Fondo per lo Sviluppo e la Coesione (FSC), già FAS

In attuazione al dettato dell’articolo 119, comma 5, della Costituzione italiana che recita: “per promuovere lo sviluppo economico, la coesione e la solidarietà sociale, per rimuovere gli squilibri economici e sociali, per favorire l’effettivo esercizio dei diritti della persona, lo Stato destina risorse aggiuntive ed effettua interventi speciali in favore di determinati Comuni, Province, Città metropolitane e Regioni”, lo Stato ha previsto il finanziamento delle politiche di sviluppo per le aree sottoutilizzate del Paese attraverso l’istituzione con l’articolo 61, comma 1, della Legge 289/2002 (Legge finanziaria 2003) del Fondo Aree Sottoutilizzate" (FAS), modificato con la Legge 296/06 (Legge finanziaria 2007).

Con il decreto legislativo 31 maggio 2011 n. 88, attuativo dell’articolo 16 della legge 5 maggio 2009 n. 42, il Fondo per le Aree Sottoutilizzate (FAS) ha assunto la denominazione di Fondo per lo Sviluppo e la Coesione (FSC).

Il Fondo è finalizzato a garantire il riequilibrio economico e sociale tra le diverse aree del Paese, aggiungendosi alle risorse ordinarie e a quelle comunitarie e nazionali di cofinanziamento.

Il FSC, infatti, nella sua specificità di fondo aggiuntivo nazionale, offre alle politiche di sviluppo regionale la possibilità di svolgere un ruolo integrativo dei fondi strutturali potendo intervenire su ambiti e problematicità ad essi preclusi.

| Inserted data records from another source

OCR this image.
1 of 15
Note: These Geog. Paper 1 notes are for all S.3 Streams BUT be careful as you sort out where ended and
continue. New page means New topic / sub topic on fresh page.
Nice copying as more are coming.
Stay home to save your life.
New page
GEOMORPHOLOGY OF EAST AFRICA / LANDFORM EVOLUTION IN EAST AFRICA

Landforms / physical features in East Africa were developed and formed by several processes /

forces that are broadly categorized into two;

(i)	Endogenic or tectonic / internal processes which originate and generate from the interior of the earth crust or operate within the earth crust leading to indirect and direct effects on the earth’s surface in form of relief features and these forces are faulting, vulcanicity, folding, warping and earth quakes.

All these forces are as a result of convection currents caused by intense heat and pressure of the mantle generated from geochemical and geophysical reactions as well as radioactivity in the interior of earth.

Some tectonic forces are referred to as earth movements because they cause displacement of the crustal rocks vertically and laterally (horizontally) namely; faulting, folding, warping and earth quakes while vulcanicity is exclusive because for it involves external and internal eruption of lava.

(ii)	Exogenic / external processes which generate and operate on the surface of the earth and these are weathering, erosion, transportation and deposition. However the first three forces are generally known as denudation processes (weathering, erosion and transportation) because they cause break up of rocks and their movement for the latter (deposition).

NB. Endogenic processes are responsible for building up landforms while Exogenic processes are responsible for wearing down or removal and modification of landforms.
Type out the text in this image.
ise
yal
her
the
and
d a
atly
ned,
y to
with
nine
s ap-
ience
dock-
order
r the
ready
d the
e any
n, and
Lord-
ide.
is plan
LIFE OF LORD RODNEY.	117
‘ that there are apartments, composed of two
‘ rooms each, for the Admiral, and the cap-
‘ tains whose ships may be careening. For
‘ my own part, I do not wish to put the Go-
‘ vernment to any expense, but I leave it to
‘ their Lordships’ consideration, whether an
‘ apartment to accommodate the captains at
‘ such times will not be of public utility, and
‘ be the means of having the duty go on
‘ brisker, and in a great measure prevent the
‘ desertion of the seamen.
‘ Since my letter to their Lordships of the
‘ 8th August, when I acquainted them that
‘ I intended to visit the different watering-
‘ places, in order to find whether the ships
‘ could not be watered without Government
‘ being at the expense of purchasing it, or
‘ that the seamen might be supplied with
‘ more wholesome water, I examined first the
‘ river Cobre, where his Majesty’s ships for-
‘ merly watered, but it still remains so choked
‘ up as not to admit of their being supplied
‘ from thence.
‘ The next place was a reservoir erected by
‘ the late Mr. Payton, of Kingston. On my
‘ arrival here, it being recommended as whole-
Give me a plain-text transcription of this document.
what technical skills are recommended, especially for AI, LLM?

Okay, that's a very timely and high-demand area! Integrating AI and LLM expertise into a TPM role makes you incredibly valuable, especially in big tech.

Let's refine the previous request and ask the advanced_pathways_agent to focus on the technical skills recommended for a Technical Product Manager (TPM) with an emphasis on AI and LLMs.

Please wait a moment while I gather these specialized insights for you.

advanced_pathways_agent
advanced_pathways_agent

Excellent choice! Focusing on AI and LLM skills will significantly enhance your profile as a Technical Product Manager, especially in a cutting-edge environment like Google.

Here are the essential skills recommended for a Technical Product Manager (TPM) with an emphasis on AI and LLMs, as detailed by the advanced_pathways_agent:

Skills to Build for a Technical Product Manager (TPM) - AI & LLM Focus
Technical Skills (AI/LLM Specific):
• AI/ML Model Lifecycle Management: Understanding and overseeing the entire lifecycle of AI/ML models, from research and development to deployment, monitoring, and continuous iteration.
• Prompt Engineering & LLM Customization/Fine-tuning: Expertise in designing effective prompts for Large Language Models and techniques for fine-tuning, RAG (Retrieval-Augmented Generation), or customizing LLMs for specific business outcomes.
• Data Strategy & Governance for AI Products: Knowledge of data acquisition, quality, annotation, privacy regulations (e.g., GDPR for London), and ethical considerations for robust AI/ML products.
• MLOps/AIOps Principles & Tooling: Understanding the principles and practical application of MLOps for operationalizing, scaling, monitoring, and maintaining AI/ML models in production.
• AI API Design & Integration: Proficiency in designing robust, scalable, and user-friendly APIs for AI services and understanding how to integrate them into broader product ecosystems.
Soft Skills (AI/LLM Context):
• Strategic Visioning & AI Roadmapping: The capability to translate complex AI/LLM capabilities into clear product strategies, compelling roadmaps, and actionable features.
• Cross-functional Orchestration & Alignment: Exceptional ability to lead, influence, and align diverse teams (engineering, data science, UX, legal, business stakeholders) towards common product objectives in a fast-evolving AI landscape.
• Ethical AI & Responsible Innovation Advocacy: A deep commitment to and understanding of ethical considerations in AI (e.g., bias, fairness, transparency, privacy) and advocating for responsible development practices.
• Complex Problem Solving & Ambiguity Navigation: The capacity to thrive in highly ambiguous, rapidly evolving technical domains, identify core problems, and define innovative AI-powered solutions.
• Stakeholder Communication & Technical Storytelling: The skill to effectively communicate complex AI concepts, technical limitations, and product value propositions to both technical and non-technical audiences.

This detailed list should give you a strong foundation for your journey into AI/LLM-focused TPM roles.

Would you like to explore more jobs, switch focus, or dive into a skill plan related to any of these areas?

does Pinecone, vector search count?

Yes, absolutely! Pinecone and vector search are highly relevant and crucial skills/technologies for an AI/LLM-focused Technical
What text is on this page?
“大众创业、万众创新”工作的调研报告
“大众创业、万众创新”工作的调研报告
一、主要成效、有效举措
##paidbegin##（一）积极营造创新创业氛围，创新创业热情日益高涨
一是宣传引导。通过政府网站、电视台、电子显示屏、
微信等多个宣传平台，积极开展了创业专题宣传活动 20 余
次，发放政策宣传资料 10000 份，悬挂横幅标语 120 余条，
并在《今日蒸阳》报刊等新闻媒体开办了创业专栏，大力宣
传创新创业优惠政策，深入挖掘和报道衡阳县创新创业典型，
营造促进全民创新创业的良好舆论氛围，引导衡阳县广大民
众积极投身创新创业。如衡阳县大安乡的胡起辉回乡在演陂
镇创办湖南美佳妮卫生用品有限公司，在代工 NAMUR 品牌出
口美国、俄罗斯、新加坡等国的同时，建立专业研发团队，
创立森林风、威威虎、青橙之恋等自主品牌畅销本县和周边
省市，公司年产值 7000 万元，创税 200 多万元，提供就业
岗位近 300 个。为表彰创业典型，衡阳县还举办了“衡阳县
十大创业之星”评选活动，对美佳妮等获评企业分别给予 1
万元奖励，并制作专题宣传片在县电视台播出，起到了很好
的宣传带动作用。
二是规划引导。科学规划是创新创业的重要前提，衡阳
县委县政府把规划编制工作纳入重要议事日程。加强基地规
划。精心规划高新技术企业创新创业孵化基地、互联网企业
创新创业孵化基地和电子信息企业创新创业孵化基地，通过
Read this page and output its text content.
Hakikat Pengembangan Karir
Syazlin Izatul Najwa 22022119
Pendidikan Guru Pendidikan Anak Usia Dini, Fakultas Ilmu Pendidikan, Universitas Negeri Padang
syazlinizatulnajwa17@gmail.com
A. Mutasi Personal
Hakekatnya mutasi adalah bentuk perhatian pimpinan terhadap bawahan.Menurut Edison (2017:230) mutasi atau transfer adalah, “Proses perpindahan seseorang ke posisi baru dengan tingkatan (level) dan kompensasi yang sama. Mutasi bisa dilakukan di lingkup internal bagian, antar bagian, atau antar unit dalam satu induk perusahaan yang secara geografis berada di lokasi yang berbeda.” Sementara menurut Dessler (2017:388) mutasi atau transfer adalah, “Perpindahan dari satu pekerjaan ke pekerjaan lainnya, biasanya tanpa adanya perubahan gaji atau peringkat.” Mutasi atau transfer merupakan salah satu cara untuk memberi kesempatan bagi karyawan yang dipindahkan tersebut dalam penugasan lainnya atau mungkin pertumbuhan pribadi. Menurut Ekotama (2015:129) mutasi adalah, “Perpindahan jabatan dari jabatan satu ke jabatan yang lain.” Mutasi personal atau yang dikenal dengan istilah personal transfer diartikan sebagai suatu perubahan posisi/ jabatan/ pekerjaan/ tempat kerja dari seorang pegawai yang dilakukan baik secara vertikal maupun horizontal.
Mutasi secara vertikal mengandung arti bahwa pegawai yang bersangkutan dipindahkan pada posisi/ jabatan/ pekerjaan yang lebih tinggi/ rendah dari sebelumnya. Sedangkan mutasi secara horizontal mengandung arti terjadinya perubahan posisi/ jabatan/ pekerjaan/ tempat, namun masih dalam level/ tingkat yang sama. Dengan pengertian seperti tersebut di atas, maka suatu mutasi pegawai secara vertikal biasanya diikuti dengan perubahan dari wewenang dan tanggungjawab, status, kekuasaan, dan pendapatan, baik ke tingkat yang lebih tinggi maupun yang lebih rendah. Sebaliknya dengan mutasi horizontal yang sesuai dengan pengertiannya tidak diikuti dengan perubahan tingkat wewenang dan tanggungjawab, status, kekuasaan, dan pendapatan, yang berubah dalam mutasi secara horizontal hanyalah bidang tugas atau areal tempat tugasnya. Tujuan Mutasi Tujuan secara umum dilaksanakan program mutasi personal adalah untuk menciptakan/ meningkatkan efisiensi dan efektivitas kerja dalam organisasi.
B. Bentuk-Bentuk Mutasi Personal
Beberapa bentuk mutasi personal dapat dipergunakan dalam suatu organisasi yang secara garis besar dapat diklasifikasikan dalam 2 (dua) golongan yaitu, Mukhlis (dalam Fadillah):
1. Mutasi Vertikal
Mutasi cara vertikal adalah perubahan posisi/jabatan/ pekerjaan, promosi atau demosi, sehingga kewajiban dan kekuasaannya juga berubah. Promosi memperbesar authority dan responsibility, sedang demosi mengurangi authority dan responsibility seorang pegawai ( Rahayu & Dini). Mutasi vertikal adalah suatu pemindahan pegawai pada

La Legge finanziaria per il 2007 ha previsto la programmazione unitaria delle risorse aggiuntive, nazionali e comunitarie, eleggendone - quale sede di attuazione - il Quadro Strategico Nazionale per la politica di coesione 2007-2013 (QSN).

A tal fine la legge ha previsto una dotazione finanziaria del fondo con riferimento al settennio 2007-2013, rendendo in tal modo omogenei gli orizzonti temporali di riferimento per la programmazione di entrambi i tipi di risorse aggiuntive.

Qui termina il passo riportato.